Brinkley masterfully paces his stories to highlight these moments of connection, moving seamlessly between rapid prose and intricate, meditative description. In “Everything the Mouth Eats,” the narrator describes his brother play a game of capoeira as if in a trance, stating “he showed the man all of his vulnerabilities, just with the placement of a foot, a beautifully timed sweep to put him gently on the floor, letting him know that it isn’t such a horrible thing to fall down.” These moments of intimacy allow Brinkley to enter in the contemplative and pithy, creating potential avenues of realization for characters who appear lost in their ways.
In order to avoid falling into the common literary trope of unhappy men acting out on their unhappiness, Brinkley carefully crafts each story to explore a full spectrum of perspectives. In “Wolf and Rhonda,” the collection’s penultimate piece, Brinkley shifts between the perspectives of Wolf, a man who peaked in his youth, and Rhonda, a woman who’s risen above the rejection she faced as a child, as they meet at their high school reunion for their first time since their sexual encounter years prior. While Wolf’s perspective appears claustrophobically mired by his inability to move beyond his upbringing and unhappiness regarding what his life has become, Rhonda’s sections offer a refreshing reversal of the collection’s masculinity narrative. In the story’s climax, as Wolf descends into pleading for acknowledgment of their experience together, Rhonda notes “his words piled on themselves in a strange rhythm. They formed walls that he could take shelter in. So be it, she thought.” Rhonda, removed and unbothered, observes Wolf’s turmoil from above, allowing readers to look upon the masculinity complex and its corrosive consequences from every angle.
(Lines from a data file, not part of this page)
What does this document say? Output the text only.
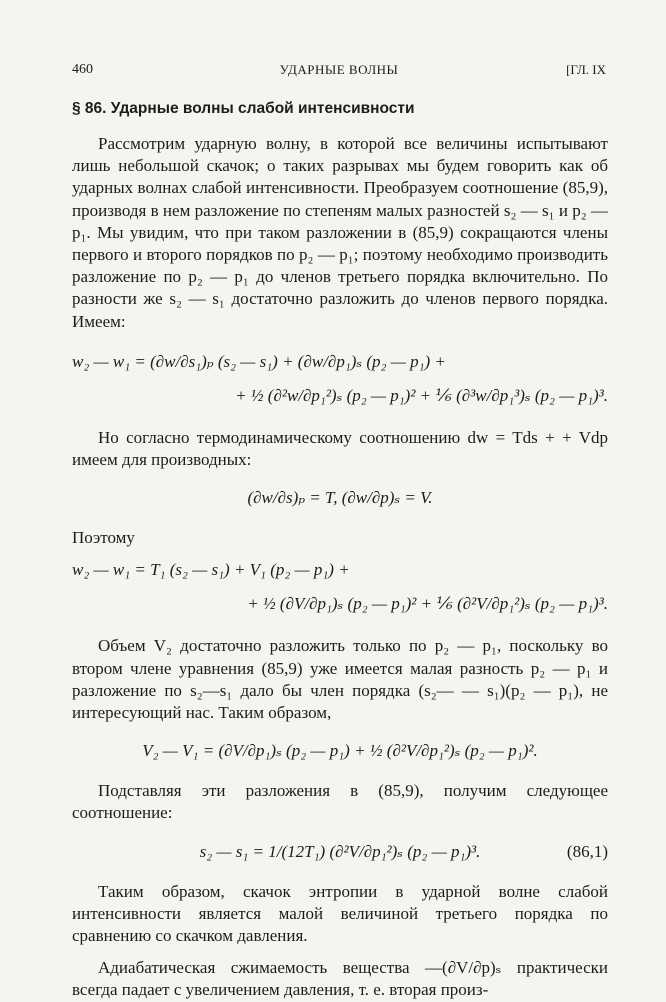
460	УДАРНЫЕ ВОЛНЫ	[ГЛ. IX
§ 86. Ударные волны слабой интенсивности

Рассмотрим ударную волну, в которой все величины испытывают лишь небольшой скачок; о таких разрывах мы будем говорить как об ударных волнах слабой интенсивности. Преобразуем соотношение (85,9), производя в нем разложение по степеням малых разностей s₂ — s₁ и p₂ — p₁. Мы увидим, что при таком разложении в (85,9) сокращаются члены первого и второго порядков по p₂ — p₁; поэтому необходимо производить разложение по p₂ — p₁ до членов третьего порядка включительно. По разности же s₂ — s₁ достаточно разложить до членов первого порядка. Имеем:

w₂ — w₁ = (∂w/∂s₁)ₚ (s₂ — s₁) + (∂w/∂p₁)ₛ (p₂ — p₁) +
+ ½ (∂²w/∂p₁²)ₛ (p₂ — p₁)² + ⅙ (∂³w/∂p₁³)ₛ (p₂ — p₁)³.

Но согласно термодинамическому соотношению dw = Tds + + Vdp имеем для производных:

(∂w/∂s)ₚ = T, (∂w/∂p)ₛ = V.

Поэтому

w₂ — w₁ = T₁ (s₂ — s₁) + V₁ (p₂ — p₁) +
+ ½ (∂V/∂p₁)ₛ (p₂ — p₁)² + ⅙ (∂²V/∂p₁²)ₛ (p₂ — p₁)³.

Объем V₂ достаточно разложить только по p₂ — p₁, поскольку во втором члене уравнения (85,9) уже имеется малая разность p₂ — p₁ и разложение по s₂—s₁ дало бы член порядка (s₂— — s₁)(p₂ — p₁), не интересующий нас. Таким образом,

V₂ — V₁ = (∂V/∂p₁)ₛ (p₂ — p₁) + ½ (∂²V/∂p₁²)ₛ (p₂ — p₁)².

Подставляя эти разложения в (85,9), получим следующее соотношение:

s₂ — s₁ = 1/(12T₁) (∂²V/∂p₁²)ₛ (p₂ — p₁)³.	(86,1)

Таким образом, скачок энтропии в ударной волне слабой интенсивности является малой величиной третьего порядка по сравнению со скачком давления.

Адиабатическая сжимаемость вещества —(∂V/∂p)ₛ практически всегда падает с увеличением давления, т. е. вторая произ-
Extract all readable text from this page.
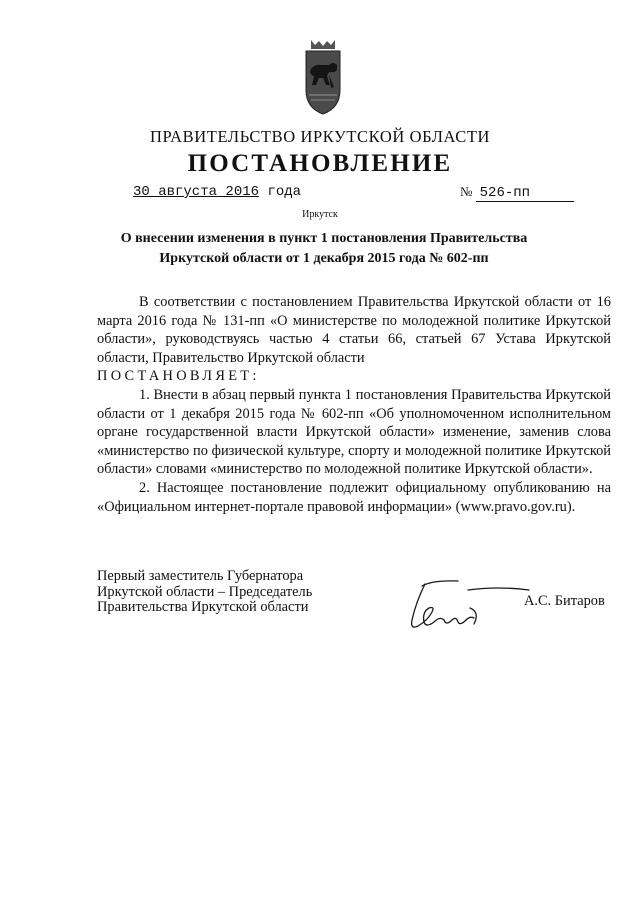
ПРАВИТЕЛЬСТВО ИРКУТСКОЙ ОБЛАСТИ
ПОСТАНОВЛЕНИЕ
30 августа 2016 года	№ 526-пп
Иркутск
О внесении изменения в пункт 1 постановления Правительства
Иркутской области от 1 декабря 2015 года № 602-пп

В соответствии с постановлением Правительства Иркутской области от 16 марта 2016 года № 131-пп «О министерстве по молодежной политике Иркутской области», руководствуясь частью 4 статьи 66, статьей 67 Устава Иркутской области, Правительство Иркутской области

ПОСТАНОВЛЯЕТ:

1. Внести в абзац первый пункта 1 постановления Правительства Иркутской области от 1 декабря 2015 года № 602-пп «Об уполномоченном исполнительном органе государственной власти Иркутской области» изменение, заменив слова «министерство по физической культуре, спорту и молодежной политике Иркутской области» словами «министерство по молодежной политике Иркутской области».

2. Настоящее постановление подлежит официальному опубликованию на «Официальном интернет-портале правовой информации» (www.pravo.gov.ru).

Первый заместитель Губернатора
Иркутской области – Председатель
Правительства Иркутской области	А.С. Битаров
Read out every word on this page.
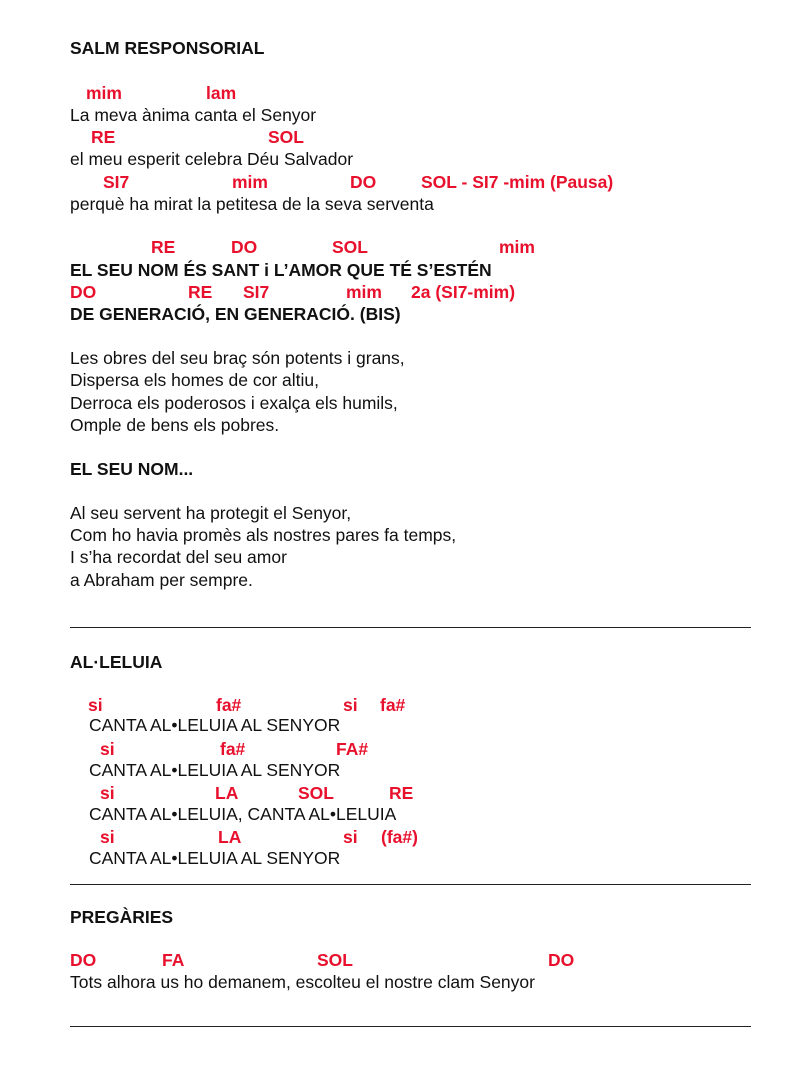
SALM RESPONSORIAL
mim	lam
La meva ànima canta el Senyor
RE	SOL
el meu esperit celebra Déu Salvador
SI7	mim	DO	SOL - SI7 -mim (Pausa)
perquè ha mirat la petitesa de la seva serventa
RE	DO	SOL	mim
EL SEU NOM ÉS SANT i L’AMOR QUE TÉ S’ESTÉN
DO	RE SI7	mim 2a (SI7-mim)
DE GENERACIÓ, EN GENERACIÓ. (BIS)
Les obres del seu braç són potents i grans,
Dispersa els homes de cor altiu,
Derroca els poderosos i exalça els humils,
Omple de bens els pobres.
EL SEU NOM...
Al seu servent ha protegit el Senyor,
Com ho havia promès als nostres pares fa temps,
I s’ha recordat del seu amor
a Abraham per sempre.
AL·LELUIA
si	fa#	si fa#
CANTA AL•LELUIA AL SENYOR
si	fa#	FA#
CANTA AL•LELUIA AL SENYOR
si	LA	SOL	RE
CANTA AL•LELUIA, CANTA AL•LELUIA
si	LA	si (fa#)
CANTA AL•LELUIA AL SENYOR
PREGÀRIES
DO	FA	SOL	DO
Tots alhora us ho demanem, escolteu el nostre clam Senyor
Intimacy often serves as a contradictory concept, something to be both desired and feared, strived for and avoided. Intimate moments, then, prove to be some of the most striking and powerful images in A Lucky Man. Interlocked fingers, childhood dances with imaginary friends, and uninterrupted stares carry the weight of much larger actions as Brinkley’s characters achieve, if only momentarily, true connection. In a collection walled by patriarchal expectations, Brinkley breathes hope into his characters through honest intimacy and offers a potential escape from the destructive generational cycle.